5. Ainda de acordo com o aludido plano engendrado pelo arguido GG, os pagamentos da mercadoria, a realizar pela sociedade arguida C... à sociedade arguida F... passariam primeiro pela conta bancária titulada pela sociedade arguida A..., após o que seriam encaminhados por esta para a conta bancária da sociedade arguida F....

8. Por fim, o plano elaborado pelo arguido GG previa que o IVA facturado pela sociedade arguida F... à sociedade arguida A..., por um lado, não seria entregue ao Estado Português pela sociedade arguida F... e, por outro lado, seria objecto de pedido de reembolso por parte da sociedade arguida A....
9. Os arguidos DD e FF, em representação da sociedade arguida A..., aderiram ao descrito plano e aceitaram que esta empresa integrasse o referido circuito de facturação.
10. Os arguidos DD e FF, em representação da sociedade arguida A..., nunca quiseram comprar nem vender o ferro que, de acordo com o plano, seria adquirido pela sociedade arguida F... às empresas espanholas D... e E..., e que seria depois encaminhado para os destinatários indicados pelo arguido GG.

12. O arguido GG, em representação da sociedade arguida C..., nunca quis comprar a mercadoria à sociedade arguida A....
13. Os arguidos GG, DD e FF combinaram entre si que a sociedade arguida A... receberia como contrapartida pela entrada da mesma no aludido circuito de facturação a diferença entre o valor que lhe seria facturado pela sociedade arguida F... e o valor que aquela iria facturar à sociedade arguida C....
14. Ainda de acordo com o combinado, tal contrapartida a ser recebida pela sociedade arguida A... seria paga através da diferença entre o valor das transferências bancárias da sociedade arguida C... para a conta da sociedade arguida A... e o valor das transferências bancárias desta para a conta da sociedade arguida F....

16. Na execução do planeado nos termos mencionados, o arguido GG, em representação das sociedades arguidas F... e C..., e os arguidos DD e FF, em representação da sociedade arguida A..., agiram pela forma a seguir descrita.

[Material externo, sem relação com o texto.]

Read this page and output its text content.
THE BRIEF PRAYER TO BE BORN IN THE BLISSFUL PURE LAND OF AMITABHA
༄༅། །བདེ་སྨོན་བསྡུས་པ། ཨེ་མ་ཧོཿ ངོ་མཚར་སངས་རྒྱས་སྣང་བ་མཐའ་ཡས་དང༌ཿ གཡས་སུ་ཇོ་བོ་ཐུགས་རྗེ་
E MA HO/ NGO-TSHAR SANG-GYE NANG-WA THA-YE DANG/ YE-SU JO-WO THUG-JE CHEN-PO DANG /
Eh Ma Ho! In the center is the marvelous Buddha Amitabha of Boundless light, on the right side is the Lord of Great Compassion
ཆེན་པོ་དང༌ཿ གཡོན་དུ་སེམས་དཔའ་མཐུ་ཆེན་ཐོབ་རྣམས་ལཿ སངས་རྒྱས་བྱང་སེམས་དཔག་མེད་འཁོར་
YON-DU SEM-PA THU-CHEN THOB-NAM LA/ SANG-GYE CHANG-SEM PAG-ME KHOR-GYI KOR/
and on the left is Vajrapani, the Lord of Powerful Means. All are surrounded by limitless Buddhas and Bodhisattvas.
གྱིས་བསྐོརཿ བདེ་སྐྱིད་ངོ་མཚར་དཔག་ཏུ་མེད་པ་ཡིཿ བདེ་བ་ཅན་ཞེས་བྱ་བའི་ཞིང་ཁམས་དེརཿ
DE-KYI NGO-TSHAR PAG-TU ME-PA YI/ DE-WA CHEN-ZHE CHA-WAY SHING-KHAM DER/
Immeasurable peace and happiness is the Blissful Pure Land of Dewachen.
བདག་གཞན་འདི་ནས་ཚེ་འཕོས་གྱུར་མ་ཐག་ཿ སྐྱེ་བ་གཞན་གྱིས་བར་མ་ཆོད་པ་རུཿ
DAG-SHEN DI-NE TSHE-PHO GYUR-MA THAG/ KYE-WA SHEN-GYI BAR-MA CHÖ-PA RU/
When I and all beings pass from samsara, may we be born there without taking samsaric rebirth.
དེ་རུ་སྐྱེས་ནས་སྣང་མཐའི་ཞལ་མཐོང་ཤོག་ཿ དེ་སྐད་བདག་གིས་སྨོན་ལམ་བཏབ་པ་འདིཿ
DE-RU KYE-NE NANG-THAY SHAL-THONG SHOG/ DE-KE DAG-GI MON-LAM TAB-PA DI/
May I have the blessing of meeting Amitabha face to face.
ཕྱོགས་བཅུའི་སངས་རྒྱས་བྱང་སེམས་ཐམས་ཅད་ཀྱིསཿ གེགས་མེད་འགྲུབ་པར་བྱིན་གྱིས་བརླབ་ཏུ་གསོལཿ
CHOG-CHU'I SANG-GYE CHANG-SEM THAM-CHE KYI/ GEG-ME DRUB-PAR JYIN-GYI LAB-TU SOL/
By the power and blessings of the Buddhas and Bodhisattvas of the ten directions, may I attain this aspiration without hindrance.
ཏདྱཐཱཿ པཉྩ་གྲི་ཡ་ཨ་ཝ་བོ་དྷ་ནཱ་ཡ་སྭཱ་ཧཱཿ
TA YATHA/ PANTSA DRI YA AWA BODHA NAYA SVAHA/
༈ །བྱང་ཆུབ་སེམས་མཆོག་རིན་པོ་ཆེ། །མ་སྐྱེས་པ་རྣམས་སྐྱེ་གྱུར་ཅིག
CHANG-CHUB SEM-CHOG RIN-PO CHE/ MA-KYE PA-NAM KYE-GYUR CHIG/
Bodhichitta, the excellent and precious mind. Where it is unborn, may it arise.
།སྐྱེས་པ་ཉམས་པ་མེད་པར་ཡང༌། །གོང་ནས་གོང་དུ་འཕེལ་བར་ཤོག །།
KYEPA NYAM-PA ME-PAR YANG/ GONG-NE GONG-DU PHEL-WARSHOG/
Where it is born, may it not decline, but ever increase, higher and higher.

28. O arguido DD é desde 04.09.1971 sócio e gerente da sociedade arguida A....
29. No ano de 2012, foram sempre os arguidos DD e FF que tomaram todas as decisões referentes às opções e destino da sociedade arguida A..., sendo os responsáveis pela administração e gestão dos pagamentos aos credores desta, nomeadamente pelo pagamento dos impostos devidos ao Estado Português e pelo pedido de reembolso de IVA, bem como pela gestão da contabilidade da empresa e pela emissão de facturas.
30. O arguido FF assumiu formalmente o cargo de gerente da sociedade arguida A... entre 05.11.2012 e 04.03.2015.
31. No ano de 2012, a sociedade arguida F... emitiu a favor da sociedade arguida A... facturas correspondentes à aparente venda a esta de 17.958,620 toneladas de ferro pelo valor total de € 11.326.765,99, sendo € 9.208.752,83 relativos ao valor da mercadoria, a um preço médio de € 512,78 por tonelada, e tendo a primeira liquidado IVA no valor de € 2.118.013,15.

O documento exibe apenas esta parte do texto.